Climate change impacts on the Northeastern United States are expected to make the region more temperate overtime, with warmer winters, less total snowfall, and more rainfall. While this muting of extreme colds and snow is expected to make the region more temperate, the shift from decreasing snowfall to increasing rainfall has led to noticeable changes in hydro-biogeochemical dynamics in regional watersheds. Within this region lies the Finger Lakes, a series of 11 lakes carved out during the last glacial maximum. These lakes are particularly susceptible to increased rainfall amounts, particularly extreme events, due to the extensive gorge network and sharp topography of the landscape which favors enhanced soil erosion and nutrient fluxes into the lakes. The Finger Lakes have an average residence time of 5 to 7 years (the maximum being 23 years), which provides a unique opportunity to better understand how changes in precipitation regimes affect this dynamic landscape. This study focuses on hydrogeochemical monitoring of the Finger Lakes, and a local tributary that feeds into Cayuga Lake to better understand the sensitivities of the lakes to increased rainfall, and smoke events lasting in the area.

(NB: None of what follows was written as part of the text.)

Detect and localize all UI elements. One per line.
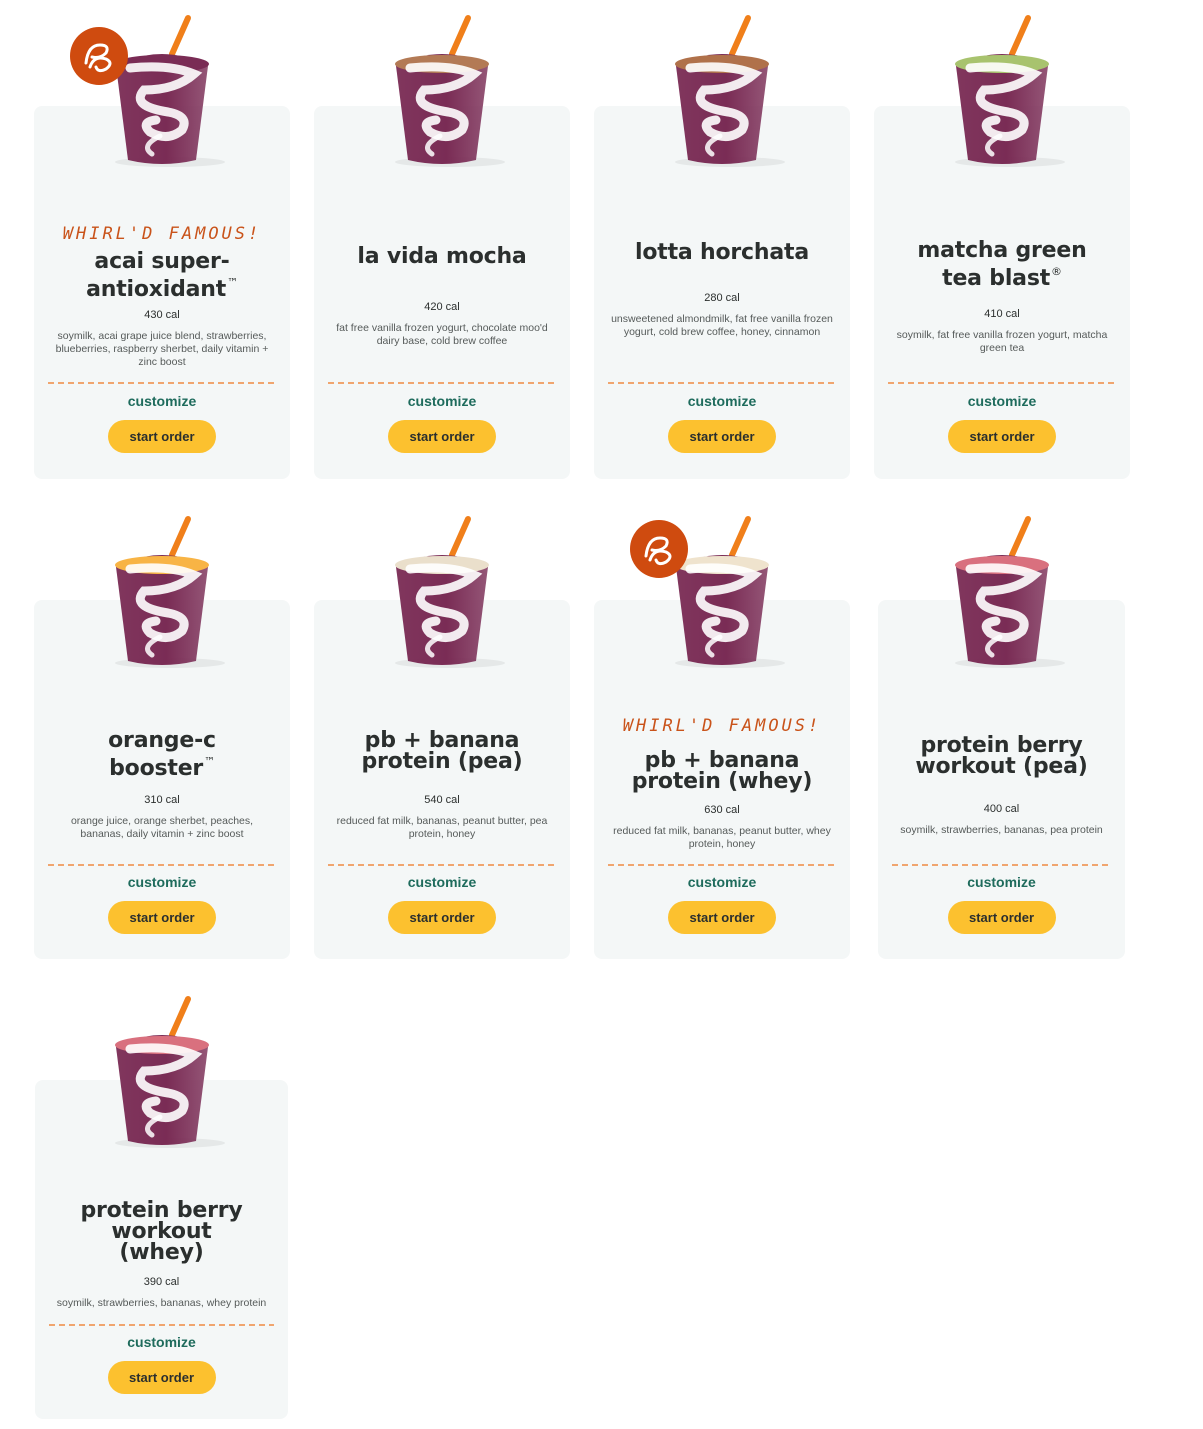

This study presents a daily to weekly dataset focusing on hydrogen and oxygen stable isotopes as well as common anions and cations of rainwater, snow waters, lakes and tributaries within the Finger Lakes region over the past year. We show that the Hydrogen (δ²H) and oxygen (δ¹⁸O) stable isotope composition of the Finger Lakes (11 lakes total, n=22) has shown enrichment between the early 1990s and 2022 (Δ¹⁸O_22-91 = 1.13 ± 0.91‰, Δ²H_22-91 = 7.18 ± 5.16 ‰). This enrichment is accompanied with a stark increase in annual (1% to 3%) and winter (2% to 7%) rainfall while simultaneously exhibiting a decrease in annual (-10% to -1%) and winter (-9% to -0.2%) snowfall across the Finger Lake region. Complementing long term climate signals, we also show that on shorter timescales tributaries that feed into Cayuga lake (the 2nd largest Finger Lake) are able to significantly impact water quality. A notable example is the elevated frequency of harmful algal blooms in the Finger Lakes since 2014. As the Finger Lakes evolve into a rain dominated system, solute loading from streams of both biogenic and geogenic origin can be expected to increase drastically.